Bu gün biraz parmaklarım titremeye, yazdıklarımı buğulu görmeye başladım. sakinleşmeyi, başımın ağrısının dinmesini diliyorum. Lakin ben böyleyken dahi sana yazmayı ihmal etmek istemedim. Bu biraz bahane gibi olurdu, çünkü biliyorum benim parmaklarım da kopsa, ellerim yansa sana ateşinden, dermanın dermansızlığım dahi olsa sana yazmanın bir yolunu bulurum.

Yusuf, kalbim hâlâ o yirmi iki yaşında kız çocuğu. Kalbim hâlâ Babamın küçük kızı için inşaa ettiği evi. Biliyor musun, ben babamın benim için kurduğu o oyunu hiç bozmadım. Hâlâ saat dokuz olduğunda, o küçük kız çocuğu kalbimin en yükseğine, evinin çatısına çıkıyor, yorulana kadar babasıyla yıldızları sayıyor, uykuya ihtiyaç olduğunda ay dedenin kollarında uyuyordu. Hissettin mi? Artık o Ay'ın üzerinde uyurken seni de aldım kollarıma. Şimdi hâlâ çatının en yükseğinden düşüyoruz evime.

Sana çiçeklerini sulayan, çiçeksiz balkonda ki Yaşlı bir adamı anlatacağım. Çünkü tam balkonumda çiçeklerimi sularken aklıma geldi yine. Sende dinle ki yaramı sar biraz benimle, çok ağrıyor Yusuf.

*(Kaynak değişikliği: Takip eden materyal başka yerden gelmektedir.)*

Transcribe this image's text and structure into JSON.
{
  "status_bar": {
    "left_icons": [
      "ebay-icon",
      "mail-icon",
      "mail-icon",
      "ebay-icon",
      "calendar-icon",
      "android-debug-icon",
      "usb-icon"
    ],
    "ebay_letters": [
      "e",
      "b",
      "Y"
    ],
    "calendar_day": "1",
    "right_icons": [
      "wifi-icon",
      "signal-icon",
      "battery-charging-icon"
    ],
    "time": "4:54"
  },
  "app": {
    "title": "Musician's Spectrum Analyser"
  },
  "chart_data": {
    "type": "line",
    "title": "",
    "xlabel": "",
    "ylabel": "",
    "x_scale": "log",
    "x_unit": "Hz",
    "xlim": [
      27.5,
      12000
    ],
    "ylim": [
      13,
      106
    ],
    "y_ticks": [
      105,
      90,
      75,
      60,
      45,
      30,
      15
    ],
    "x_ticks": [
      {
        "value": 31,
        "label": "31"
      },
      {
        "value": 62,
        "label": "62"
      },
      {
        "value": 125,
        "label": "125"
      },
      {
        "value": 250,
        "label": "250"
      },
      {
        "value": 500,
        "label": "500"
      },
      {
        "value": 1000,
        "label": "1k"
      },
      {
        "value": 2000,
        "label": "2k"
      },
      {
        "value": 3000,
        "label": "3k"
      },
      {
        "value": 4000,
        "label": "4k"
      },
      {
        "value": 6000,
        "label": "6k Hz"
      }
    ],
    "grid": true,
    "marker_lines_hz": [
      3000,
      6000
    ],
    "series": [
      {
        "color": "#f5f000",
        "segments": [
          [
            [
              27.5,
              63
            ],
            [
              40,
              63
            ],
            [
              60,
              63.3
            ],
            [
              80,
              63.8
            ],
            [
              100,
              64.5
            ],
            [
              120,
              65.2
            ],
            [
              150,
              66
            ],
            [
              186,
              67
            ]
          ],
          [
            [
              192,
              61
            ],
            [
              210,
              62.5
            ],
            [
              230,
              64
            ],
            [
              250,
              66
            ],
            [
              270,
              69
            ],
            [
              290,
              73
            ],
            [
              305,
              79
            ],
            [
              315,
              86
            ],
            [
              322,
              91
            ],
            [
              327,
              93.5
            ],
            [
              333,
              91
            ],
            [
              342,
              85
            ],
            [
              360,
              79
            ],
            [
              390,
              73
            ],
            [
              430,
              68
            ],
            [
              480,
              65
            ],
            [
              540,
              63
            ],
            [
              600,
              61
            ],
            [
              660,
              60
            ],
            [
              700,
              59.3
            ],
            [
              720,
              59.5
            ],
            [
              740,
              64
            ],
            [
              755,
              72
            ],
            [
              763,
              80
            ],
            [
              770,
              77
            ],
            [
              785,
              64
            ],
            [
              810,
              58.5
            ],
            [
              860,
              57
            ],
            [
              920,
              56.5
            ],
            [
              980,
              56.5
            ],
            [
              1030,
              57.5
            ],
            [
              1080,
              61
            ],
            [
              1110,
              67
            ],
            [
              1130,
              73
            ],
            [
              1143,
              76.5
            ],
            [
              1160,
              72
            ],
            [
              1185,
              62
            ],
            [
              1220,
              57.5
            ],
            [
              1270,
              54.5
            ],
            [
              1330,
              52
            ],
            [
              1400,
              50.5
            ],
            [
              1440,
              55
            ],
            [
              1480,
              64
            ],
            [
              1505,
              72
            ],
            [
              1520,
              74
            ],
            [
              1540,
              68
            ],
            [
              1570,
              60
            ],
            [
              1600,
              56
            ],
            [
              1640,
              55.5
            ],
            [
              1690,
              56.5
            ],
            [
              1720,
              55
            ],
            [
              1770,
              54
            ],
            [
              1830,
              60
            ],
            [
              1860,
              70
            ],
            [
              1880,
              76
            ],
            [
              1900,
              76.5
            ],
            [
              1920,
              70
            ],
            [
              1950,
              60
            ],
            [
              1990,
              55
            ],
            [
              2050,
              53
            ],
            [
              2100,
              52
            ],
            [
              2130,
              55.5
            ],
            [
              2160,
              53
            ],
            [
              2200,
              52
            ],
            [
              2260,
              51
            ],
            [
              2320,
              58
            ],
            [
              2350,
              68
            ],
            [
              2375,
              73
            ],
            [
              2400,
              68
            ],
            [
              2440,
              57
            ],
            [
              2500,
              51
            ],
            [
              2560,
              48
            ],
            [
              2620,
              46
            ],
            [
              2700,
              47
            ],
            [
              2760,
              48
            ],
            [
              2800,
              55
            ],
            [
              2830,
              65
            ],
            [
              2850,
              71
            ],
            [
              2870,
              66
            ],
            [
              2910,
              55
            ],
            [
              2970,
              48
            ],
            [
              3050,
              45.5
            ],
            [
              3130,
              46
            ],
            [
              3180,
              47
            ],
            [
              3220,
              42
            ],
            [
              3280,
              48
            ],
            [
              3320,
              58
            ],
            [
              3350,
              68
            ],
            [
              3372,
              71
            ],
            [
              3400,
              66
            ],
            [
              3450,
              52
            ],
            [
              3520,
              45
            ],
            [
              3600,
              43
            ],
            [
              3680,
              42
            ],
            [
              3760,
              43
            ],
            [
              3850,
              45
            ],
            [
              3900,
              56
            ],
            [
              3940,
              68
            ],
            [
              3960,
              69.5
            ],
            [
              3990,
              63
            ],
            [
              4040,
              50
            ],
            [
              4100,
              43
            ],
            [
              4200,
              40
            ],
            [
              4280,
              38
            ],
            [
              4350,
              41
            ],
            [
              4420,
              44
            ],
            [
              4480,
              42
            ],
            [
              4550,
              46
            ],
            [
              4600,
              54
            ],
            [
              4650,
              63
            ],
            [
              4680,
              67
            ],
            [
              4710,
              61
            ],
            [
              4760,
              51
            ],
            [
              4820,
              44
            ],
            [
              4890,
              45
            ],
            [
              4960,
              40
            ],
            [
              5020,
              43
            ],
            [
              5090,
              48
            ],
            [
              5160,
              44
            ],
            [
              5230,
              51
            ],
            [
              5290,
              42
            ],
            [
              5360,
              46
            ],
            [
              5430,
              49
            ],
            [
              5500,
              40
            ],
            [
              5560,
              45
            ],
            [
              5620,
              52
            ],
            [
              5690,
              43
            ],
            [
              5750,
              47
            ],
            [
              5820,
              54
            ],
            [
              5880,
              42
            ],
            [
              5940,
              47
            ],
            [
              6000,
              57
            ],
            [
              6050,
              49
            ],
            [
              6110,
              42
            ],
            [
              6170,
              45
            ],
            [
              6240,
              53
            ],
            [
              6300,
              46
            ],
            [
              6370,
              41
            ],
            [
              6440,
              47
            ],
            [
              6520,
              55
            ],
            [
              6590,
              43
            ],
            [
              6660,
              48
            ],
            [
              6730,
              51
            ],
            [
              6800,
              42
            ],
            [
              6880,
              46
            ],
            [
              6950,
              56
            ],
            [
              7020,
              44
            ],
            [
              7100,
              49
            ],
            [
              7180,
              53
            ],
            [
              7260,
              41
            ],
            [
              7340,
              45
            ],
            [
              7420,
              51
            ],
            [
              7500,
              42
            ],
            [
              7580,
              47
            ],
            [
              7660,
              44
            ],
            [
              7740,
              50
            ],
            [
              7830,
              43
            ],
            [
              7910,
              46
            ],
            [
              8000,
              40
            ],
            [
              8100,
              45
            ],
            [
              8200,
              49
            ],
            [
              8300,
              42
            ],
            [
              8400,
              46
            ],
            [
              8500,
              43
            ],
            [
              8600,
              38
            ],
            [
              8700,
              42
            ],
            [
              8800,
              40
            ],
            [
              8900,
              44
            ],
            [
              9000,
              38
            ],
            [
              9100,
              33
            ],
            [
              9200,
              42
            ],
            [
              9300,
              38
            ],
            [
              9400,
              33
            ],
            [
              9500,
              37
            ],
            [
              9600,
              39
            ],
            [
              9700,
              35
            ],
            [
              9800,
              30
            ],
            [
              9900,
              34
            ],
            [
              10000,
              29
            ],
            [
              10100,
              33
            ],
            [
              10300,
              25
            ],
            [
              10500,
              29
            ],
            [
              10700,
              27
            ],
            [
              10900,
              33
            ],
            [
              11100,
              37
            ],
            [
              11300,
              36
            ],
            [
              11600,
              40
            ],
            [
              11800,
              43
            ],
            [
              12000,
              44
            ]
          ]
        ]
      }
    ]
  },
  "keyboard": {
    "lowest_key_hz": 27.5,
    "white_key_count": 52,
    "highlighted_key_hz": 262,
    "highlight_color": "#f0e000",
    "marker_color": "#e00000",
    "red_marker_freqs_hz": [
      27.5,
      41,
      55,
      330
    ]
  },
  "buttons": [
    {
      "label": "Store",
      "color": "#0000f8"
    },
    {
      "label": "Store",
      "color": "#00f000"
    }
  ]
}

Her gün dükkanıma ellerinde bastonu olan, yüzü yaşından dolayı kırışmış yaşlı bir adam gelirdi. Her gün saat tam yedide dükkanın önünde olur, bir saksı çiçeği alırdı genellikle sardunya olurdu bu. O gün de aynı saatte gelmiş, lakin bu defa tam üç sardunya istemişti. Hepsini taşıyamayacağı için yardımcı olmuş evine kadar götürmüştüm. Ben yaşlı adamın sardunyaları kendine aldığını düşünüyordum lakin, evine giderken yan yana o üç çiçekli bahçesi olan küçük evlerin önüne bırakmamı söylemişti. Öyle yapmıştım sonra etrafa baktığımda sadece tek bir evin bahçesinin bakımsız, ve çiçeksiz olduğunu görmüştüm Ve tüm bahçelerde ki çiçekler yaşlı adamın hergün aldığı sardunyalardı. Ellerini kalbine tutmuş, başını eğerek bana teşekkür etmişti. Bende Gülümsemiştim.

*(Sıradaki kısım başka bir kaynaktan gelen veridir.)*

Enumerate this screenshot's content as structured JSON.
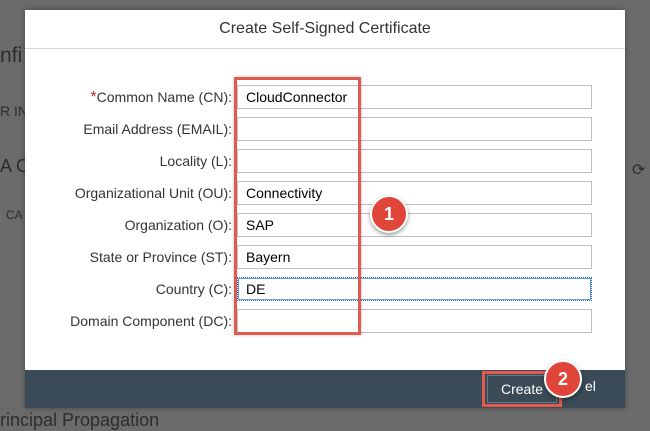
{
  "background": {
    "title_fragment": "nfi",
    "short_fragment": "R IN",
    "section_fragment": "A C",
    "small_fragment": "CA",
    "bottom_fragment": "rincipal Propagation"
  },
  "dialog": {
    "title": "Create Self-Signed Certificate",
    "required_marker": "*",
    "fields": [
      {
        "label": "Common Name (CN):",
        "value": "CloudConnector"
      },
      {
        "label": "Email Address (EMAIL):",
        "value": ""
      },
      {
        "label": "Locality (L):",
        "value": ""
      },
      {
        "label": "Organizational Unit (OU):",
        "value": "Connectivity"
      },
      {
        "label": "Organization (O):",
        "value": "SAP"
      },
      {
        "label": "State or Province (ST):",
        "value": "Bayern"
      },
      {
        "label": "Country (C):",
        "value": "DE"
      },
      {
        "label": "Domain Component (DC):",
        "value": ""
      }
    ],
    "create_label": "Create",
    "cancel_label": "el"
  },
  "callouts": {
    "one": "1",
    "two": "2"
  },
  "colors": {
    "accent_red": "#e05a4f",
    "footer_bg": "#3b4a57",
    "required_red": "#d4232a"
  }
}
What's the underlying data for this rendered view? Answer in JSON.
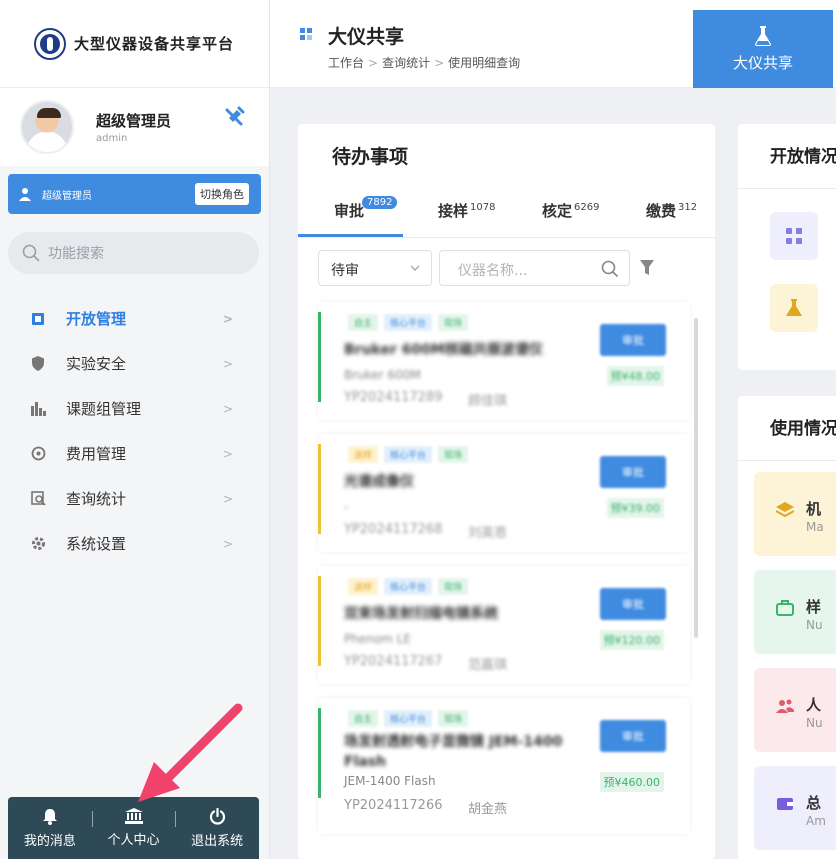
{
  "app": {
    "logo_text": "大型仪器设备共享平台"
  },
  "user": {
    "name": "超级管理员",
    "account": "admin",
    "role_label": "超级管理员",
    "switch_role": "切换角色"
  },
  "sidebar": {
    "search_placeholder": "功能搜索",
    "items": [
      {
        "label": "开放管理",
        "icon": "open-mgmt-icon",
        "active": true
      },
      {
        "label": "实验安全",
        "icon": "shield-icon"
      },
      {
        "label": "课题组管理",
        "icon": "group-icon"
      },
      {
        "label": "费用管理",
        "icon": "fee-icon"
      },
      {
        "label": "查询统计",
        "icon": "query-icon"
      },
      {
        "label": "系统设置",
        "icon": "gear-icon"
      }
    ],
    "bottom": [
      {
        "label": "我的消息",
        "icon": "bell-icon"
      },
      {
        "label": "个人中心",
        "icon": "bank-icon"
      },
      {
        "label": "退出系统",
        "icon": "power-icon"
      }
    ]
  },
  "header": {
    "title": "大仪共享",
    "breadcrumb": [
      "工作台",
      "查询统计",
      "使用明细查询"
    ],
    "top_tab": "大仪共享"
  },
  "todo": {
    "title": "待办事项",
    "tabs": [
      {
        "label": "审批",
        "count": "7892"
      },
      {
        "label": "接样",
        "count": "1078"
      },
      {
        "label": "核定",
        "count": "6269"
      },
      {
        "label": "缴费",
        "count": "312"
      }
    ],
    "status_select": "待审",
    "name_placeholder": "仪器名称...",
    "records": [
      {
        "tags": [
          "自主",
          "核心平台",
          "现场"
        ],
        "name": "Bruker 600M核磁共振波谱仪",
        "model": "Bruker 600M",
        "code": "YP2024117289",
        "user": "顾佳琪",
        "button": "审批",
        "amount": "预¥48.00",
        "stripe": "#3bb36b"
      },
      {
        "tags": [
          "送样",
          "核心平台",
          "现场"
        ],
        "name": "光谱成像仪",
        "model": "-",
        "code": "YP2024117268",
        "user": "刘英恩",
        "button": "审批",
        "amount": "预¥39.00",
        "stripe": "#f0c233"
      },
      {
        "tags": [
          "送样",
          "核心平台",
          "现场"
        ],
        "name": "双束场发射扫描电镜系统",
        "model": "Phenom LE",
        "code": "YP2024117267",
        "user": "范嘉琪",
        "button": "审批",
        "amount": "预¥120.00",
        "stripe": "#f0c233"
      },
      {
        "tags": [
          "自主",
          "核心平台",
          "现场"
        ],
        "name": "场发射透射电子显微镜 JEM-1400 Flash",
        "model": "JEM-1400 Flash",
        "code": "YP2024117266",
        "user": "胡金燕",
        "button": "审批",
        "amount": "预¥460.00",
        "stripe": "#3bb36b"
      }
    ]
  },
  "open_panel": {
    "title": "开放情况"
  },
  "use_panel": {
    "title": "使用情况",
    "stats": [
      {
        "title": "机",
        "sub": "Ma",
        "bg": "#fdf3d7",
        "icon": "layers-icon"
      },
      {
        "title": "样",
        "sub": "Nu",
        "bg": "#e6f6ec",
        "icon": "bag-icon"
      },
      {
        "title": "人",
        "sub": "Nu",
        "bg": "#fbe9ec",
        "icon": "people-icon"
      },
      {
        "title": "总",
        "sub": "Am",
        "bg": "#efeefc",
        "icon": "wallet-icon"
      }
    ]
  },
  "colors": {
    "primary": "#3f8be0",
    "sidebar_bottom": "#2e4a57",
    "arrow": "#f0426a"
  }
}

Gitmem gerekiyordu o an ama gidemiyordum. Sonra tam gitmek için adım atmıştım ki o yaşlı adamın evine girdiğini gördüm. Yusuf, her gün evlerin önüne çiçek bırakan o adamın evinin önünde, balkonunda bir çiçek dahi yoktu. Kasabanın tüm bahçelerinde çiçek vardı, lakin bu çiçekleri bırakan adamın evinin önünde yoktu. Neden? Bakamadığı için mi? Hayır. Öyle değildi aksi taktirde ellerinde su ile bahçeyi sulamaz, bilerek komşu çiçeklerine su sıçratmazdı.

Dayanamadım, o bahçeye girdim o yaşlı adam beni gördü lakin tepki vermemişti. O kendisinin olmayan çiçekleri suladı, çiçeklere dokundu. Sonra sırtı dönük konuşmaya başladı.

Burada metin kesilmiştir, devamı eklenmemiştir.